Кроме того, Игорь Губерман призвал зрителей писать записки, который он пообещал прочитать в начале второго отделения:

— Я очень люблю записки. Кто читал мои книги-воспоминания, знает, что в каждой книге есть глава, посвященная интересным запискам. Лучшую записку в жизни я получил в Донецке. Мне молодая женщина написала: «Игорь Миронович, можно ли с вами хотя бы выпить, а то я замужем?»



 

Игорь Губерман читал стихи, посвященные совершенно разным темам — политике, выпивке, выборам. При этом он вплетал в свой рассказ мини-истории, которые происходили с ним в колонии (там он написал так называемые тюремный дневник «Прогулки вокруг барака»), в больнице, дома, за границей. Отдельный большой блок он посвятил евреям.
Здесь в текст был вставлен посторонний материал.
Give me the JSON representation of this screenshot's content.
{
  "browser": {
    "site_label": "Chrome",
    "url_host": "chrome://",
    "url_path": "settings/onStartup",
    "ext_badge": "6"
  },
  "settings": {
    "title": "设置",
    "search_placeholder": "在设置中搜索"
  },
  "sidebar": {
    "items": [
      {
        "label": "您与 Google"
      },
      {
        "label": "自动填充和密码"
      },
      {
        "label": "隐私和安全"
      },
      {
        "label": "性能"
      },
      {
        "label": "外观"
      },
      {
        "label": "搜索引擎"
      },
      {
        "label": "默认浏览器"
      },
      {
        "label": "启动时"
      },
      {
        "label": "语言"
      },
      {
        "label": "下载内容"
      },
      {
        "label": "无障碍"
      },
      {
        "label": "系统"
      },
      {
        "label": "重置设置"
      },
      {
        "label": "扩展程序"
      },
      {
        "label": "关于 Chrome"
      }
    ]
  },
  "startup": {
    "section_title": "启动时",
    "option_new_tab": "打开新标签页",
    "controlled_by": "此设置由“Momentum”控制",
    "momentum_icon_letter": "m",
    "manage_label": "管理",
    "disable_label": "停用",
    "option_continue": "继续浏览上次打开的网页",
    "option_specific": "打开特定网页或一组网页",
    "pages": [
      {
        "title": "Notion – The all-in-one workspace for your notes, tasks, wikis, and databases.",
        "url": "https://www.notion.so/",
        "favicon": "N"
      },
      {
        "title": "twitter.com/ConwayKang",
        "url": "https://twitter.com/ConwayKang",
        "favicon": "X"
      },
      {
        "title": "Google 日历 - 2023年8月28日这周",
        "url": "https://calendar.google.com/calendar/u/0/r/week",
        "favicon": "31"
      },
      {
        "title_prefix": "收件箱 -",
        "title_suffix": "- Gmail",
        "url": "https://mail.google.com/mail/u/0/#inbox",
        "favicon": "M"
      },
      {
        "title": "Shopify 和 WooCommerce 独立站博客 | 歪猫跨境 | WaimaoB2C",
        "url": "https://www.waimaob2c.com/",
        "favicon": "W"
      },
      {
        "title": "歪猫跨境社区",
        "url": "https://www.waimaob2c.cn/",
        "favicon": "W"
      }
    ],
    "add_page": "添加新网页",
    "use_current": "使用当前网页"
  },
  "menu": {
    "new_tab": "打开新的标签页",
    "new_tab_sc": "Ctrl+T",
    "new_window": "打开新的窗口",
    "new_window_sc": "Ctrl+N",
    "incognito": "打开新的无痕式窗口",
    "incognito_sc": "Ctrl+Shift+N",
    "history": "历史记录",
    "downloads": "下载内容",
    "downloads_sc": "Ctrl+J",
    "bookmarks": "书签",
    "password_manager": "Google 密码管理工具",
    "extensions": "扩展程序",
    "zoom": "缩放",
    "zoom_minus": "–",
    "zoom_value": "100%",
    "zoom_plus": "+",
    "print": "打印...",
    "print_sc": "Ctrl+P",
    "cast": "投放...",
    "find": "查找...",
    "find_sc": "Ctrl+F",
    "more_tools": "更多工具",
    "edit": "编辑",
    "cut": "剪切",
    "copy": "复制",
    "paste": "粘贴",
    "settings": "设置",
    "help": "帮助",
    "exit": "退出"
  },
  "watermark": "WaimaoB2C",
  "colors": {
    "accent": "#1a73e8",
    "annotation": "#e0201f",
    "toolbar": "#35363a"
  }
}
— А теперь я вам прочитаю про нас, про евреев. Всем надо про нас знать правду. Я свой любимый народ повидал в разных местах: два раза в Австралии был, раз 10 в Америке, в европейских городах, России. И средний образ не такой, какой был в Советской империи. И я пришел к научной идее. Мы — народ действительно очень необыкновенный. В том смысле, что на одном полюсе — ум, сметка, быстрота реакции, сообразительность. Словом, все то, за что одни евреев уважают, а другие терпеть не могут до ненависти. Но зато на противоположном полюсе у нас такое количество дураков и даже идиотов, что любо дорого смотреть. Причем, я вас уверяю, что еврейский дурак страшнее всех других дураков, потому что он с амбицией, энергией, очень часто эрудирован и все может объяснить, — рассказал Игорь Губерман, после чего привел две истории, которые проиллюстрировали его теорию.

— Я чувствую по вашей реакции, что многим дискомфортно. Стоит человек и смеется над собственным народом. Я во втором отделении буду читать о России, вы крепко оттянитесь, — обратился поэт к зрителям.

Первое отделение продлилось примерно 45 минут. В перерыве в фойе стали продавать двухтомник Игоря Губермана, который разошелся буквально за 10 минут.



 

При этом поэт согласился провести импровизированную автограф-сессию. Он сел на диванчике около входа на сцену, место рядом с которым оккупировали ценители его творчества. Люди просили подписать книги для себя, своих родственников и друзей.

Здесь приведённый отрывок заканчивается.